Hussain Shumaila, Nadeem Muhammad, Baber Junaid, Hamdi Mohammed, Rajab Adel, Al Reshan Mana Saleh, Shaikh Asadullah
Department of Computer Science, Sardar Bahadur Khan Women's University, Quetta, Pakistan.
Department of Computer Science and IT, University of Balochistan, Quetta, Pakistan.
Sci Rep. 2024 Mar 28;14(1):7406. doi: 10.1038/s41598-024-56871-z.
Software vulnerabilities pose a significant threat to system security, necessitating effective automatic detection methods. Current techniques face challenges such as dependency issues, language bias, and coarse detection granularity. This study presents a novel deep learning-based vulnerability detection system for Java code. Leveraging hybrid feature extraction through graph and sequence-based techniques enhances semantic and syntactic understanding. The system utilizes control flow graphs (CFG), abstract syntax trees (AST), program dependencies (PD), and greedy longest-match first vectorization for graph representation. A hybrid neural network (GCN-RFEMLP) and the pre-trained CodeBERT model extract features, feeding them into a quantum convolutional neural network with self-attentive pooling. The system addresses issues like long-term information dependency and coarse detection granularity, employing intermediate code representation and inter-procedural slice code. To mitigate language bias, a benchmark software assurance reference dataset is employed. Evaluations demonstrate the system's superiority, achieving 99.2% accuracy in detecting vulnerabilities, outperforming benchmark methods. The proposed approach comprehensively addresses vulnerabilities, including improper input validation, missing authorizations, buffer overflow, cross-site scripting, and SQL injection attacks listed by common weakness enumeration (CWE).

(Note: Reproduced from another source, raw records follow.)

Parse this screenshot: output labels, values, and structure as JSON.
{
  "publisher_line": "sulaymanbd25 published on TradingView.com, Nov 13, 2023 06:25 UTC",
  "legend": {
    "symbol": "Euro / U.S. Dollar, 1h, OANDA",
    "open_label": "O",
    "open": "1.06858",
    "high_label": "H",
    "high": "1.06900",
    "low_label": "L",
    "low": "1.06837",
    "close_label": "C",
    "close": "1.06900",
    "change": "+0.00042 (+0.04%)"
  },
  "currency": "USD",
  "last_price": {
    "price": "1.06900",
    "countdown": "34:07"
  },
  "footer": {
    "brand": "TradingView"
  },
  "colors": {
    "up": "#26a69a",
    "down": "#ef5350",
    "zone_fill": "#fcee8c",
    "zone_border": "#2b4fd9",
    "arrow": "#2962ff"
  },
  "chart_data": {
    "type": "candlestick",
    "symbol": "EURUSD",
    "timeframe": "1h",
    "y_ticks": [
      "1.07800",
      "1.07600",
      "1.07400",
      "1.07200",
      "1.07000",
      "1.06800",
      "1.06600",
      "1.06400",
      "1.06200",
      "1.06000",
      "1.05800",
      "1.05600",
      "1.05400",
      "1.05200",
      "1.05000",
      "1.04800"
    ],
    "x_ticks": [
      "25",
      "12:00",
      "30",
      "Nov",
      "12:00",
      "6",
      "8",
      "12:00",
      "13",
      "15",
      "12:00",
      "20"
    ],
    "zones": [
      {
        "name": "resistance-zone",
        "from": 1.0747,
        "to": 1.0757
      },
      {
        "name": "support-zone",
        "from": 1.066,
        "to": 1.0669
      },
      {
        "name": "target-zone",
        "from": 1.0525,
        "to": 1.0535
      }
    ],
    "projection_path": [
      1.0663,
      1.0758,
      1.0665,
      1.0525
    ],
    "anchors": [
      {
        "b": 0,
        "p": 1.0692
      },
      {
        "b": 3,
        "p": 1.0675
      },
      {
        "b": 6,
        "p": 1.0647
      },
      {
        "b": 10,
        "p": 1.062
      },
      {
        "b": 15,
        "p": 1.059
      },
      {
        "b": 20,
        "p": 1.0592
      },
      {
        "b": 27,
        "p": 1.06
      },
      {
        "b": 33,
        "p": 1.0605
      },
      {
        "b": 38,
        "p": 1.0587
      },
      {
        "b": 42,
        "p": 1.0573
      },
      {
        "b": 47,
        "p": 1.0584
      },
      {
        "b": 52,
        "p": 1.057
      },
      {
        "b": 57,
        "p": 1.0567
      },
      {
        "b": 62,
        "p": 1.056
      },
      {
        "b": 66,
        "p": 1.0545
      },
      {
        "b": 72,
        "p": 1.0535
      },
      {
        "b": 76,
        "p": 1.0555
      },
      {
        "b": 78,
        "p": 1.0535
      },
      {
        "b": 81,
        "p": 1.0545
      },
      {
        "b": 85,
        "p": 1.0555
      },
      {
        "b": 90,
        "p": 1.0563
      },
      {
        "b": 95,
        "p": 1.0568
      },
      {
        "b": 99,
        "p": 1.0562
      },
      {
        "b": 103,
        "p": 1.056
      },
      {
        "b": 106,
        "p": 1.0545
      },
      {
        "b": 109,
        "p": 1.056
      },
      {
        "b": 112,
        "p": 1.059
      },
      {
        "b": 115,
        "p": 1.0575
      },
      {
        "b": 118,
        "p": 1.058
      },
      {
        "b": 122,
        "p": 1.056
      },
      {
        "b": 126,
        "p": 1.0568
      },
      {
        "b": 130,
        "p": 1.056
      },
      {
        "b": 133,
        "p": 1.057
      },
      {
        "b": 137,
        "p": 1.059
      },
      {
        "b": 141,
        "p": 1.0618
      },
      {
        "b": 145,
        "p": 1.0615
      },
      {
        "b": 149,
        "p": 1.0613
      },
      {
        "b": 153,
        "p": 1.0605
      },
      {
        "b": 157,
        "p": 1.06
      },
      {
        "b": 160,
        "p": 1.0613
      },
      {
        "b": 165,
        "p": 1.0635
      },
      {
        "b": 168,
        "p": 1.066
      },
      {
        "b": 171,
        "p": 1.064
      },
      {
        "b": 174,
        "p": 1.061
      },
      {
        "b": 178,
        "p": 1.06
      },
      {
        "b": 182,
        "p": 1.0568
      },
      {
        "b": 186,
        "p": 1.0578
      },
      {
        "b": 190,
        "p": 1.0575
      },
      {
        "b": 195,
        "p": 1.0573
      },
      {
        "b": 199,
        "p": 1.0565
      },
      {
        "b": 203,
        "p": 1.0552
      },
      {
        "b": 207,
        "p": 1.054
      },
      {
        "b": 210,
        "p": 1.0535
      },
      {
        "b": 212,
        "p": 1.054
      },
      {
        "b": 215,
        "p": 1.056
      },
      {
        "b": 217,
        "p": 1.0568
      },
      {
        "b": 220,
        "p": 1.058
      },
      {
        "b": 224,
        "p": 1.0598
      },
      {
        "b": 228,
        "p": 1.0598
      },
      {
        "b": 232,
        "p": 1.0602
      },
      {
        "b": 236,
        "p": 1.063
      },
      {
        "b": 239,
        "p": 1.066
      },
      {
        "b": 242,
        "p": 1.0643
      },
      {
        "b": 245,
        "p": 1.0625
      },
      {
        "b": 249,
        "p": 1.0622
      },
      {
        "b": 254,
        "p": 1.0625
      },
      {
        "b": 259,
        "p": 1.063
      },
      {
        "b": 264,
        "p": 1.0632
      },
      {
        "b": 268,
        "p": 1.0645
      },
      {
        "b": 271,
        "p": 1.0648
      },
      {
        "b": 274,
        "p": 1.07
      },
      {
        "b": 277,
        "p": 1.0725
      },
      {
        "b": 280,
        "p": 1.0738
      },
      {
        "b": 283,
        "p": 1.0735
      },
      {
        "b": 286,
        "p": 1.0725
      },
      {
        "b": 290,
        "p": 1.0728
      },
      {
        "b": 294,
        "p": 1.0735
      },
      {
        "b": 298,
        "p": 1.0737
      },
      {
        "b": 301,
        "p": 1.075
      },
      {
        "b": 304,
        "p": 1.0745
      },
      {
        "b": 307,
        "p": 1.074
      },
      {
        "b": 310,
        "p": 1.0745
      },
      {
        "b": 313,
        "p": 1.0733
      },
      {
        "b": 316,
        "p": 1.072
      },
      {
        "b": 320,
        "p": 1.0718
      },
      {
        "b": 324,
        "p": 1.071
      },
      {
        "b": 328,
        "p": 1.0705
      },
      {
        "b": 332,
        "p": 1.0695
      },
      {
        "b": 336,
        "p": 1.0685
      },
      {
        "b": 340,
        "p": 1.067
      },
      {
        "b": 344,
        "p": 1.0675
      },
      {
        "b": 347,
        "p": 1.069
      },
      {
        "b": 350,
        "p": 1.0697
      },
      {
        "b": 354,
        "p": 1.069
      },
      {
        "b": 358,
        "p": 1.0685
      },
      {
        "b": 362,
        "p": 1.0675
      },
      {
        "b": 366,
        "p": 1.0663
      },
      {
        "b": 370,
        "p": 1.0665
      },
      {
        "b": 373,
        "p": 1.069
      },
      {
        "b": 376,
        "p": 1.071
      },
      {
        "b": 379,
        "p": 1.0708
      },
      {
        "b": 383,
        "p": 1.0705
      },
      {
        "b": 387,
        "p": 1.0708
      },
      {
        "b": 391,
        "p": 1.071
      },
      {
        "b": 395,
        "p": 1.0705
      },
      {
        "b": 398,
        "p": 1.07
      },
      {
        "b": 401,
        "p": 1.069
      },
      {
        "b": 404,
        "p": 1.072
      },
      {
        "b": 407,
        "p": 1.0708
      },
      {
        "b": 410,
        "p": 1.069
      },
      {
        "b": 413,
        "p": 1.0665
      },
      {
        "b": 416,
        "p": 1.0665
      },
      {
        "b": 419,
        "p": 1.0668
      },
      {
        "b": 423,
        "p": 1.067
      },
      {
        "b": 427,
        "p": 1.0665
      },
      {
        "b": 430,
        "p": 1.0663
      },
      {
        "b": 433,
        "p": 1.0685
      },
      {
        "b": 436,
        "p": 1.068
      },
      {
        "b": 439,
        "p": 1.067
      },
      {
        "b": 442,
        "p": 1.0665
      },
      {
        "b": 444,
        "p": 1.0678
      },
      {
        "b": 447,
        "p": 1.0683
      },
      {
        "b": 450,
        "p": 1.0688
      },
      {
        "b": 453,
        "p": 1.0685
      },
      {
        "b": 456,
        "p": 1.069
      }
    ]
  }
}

软件漏洞对系统安全构成重大威胁,因此需要有效的自动检测方法。当前的技术面临诸如依赖问题、语言偏差和检测粒度粗糙等挑战。本研究提出了一种新颖的基于深度学习的Java代码漏洞检测系统。通过基于图和序列的技术进行混合特征提取,增强了语义和句法理解。该系统利用控制流图(CFG)、抽象语法树(AST)、程序依赖(PD)以及用于图表示的贪婪最长匹配优先矢量化。一个混合神经网络(GCN-RFEMLP)和预训练的CodeBERT模型提取特征,将其输入到具有自注意力池化的量子卷积神经网络中。该系统通过采用中间代码表示和过程间切片代码来解决长期信息依赖和检测粒度粗糙等问题。为了减轻语言偏差,使用了一个基准软件保证参考数据集。评估证明了该系统的优越性,在检测漏洞方面达到了99.2%的准确率,优于基准方法。所提出的方法全面解决了漏洞问题,包括常见弱点枚举(CWE)列出的输入验证不当、授权缺失、缓冲区溢出、跨站脚本攻击和SQL注入攻击等。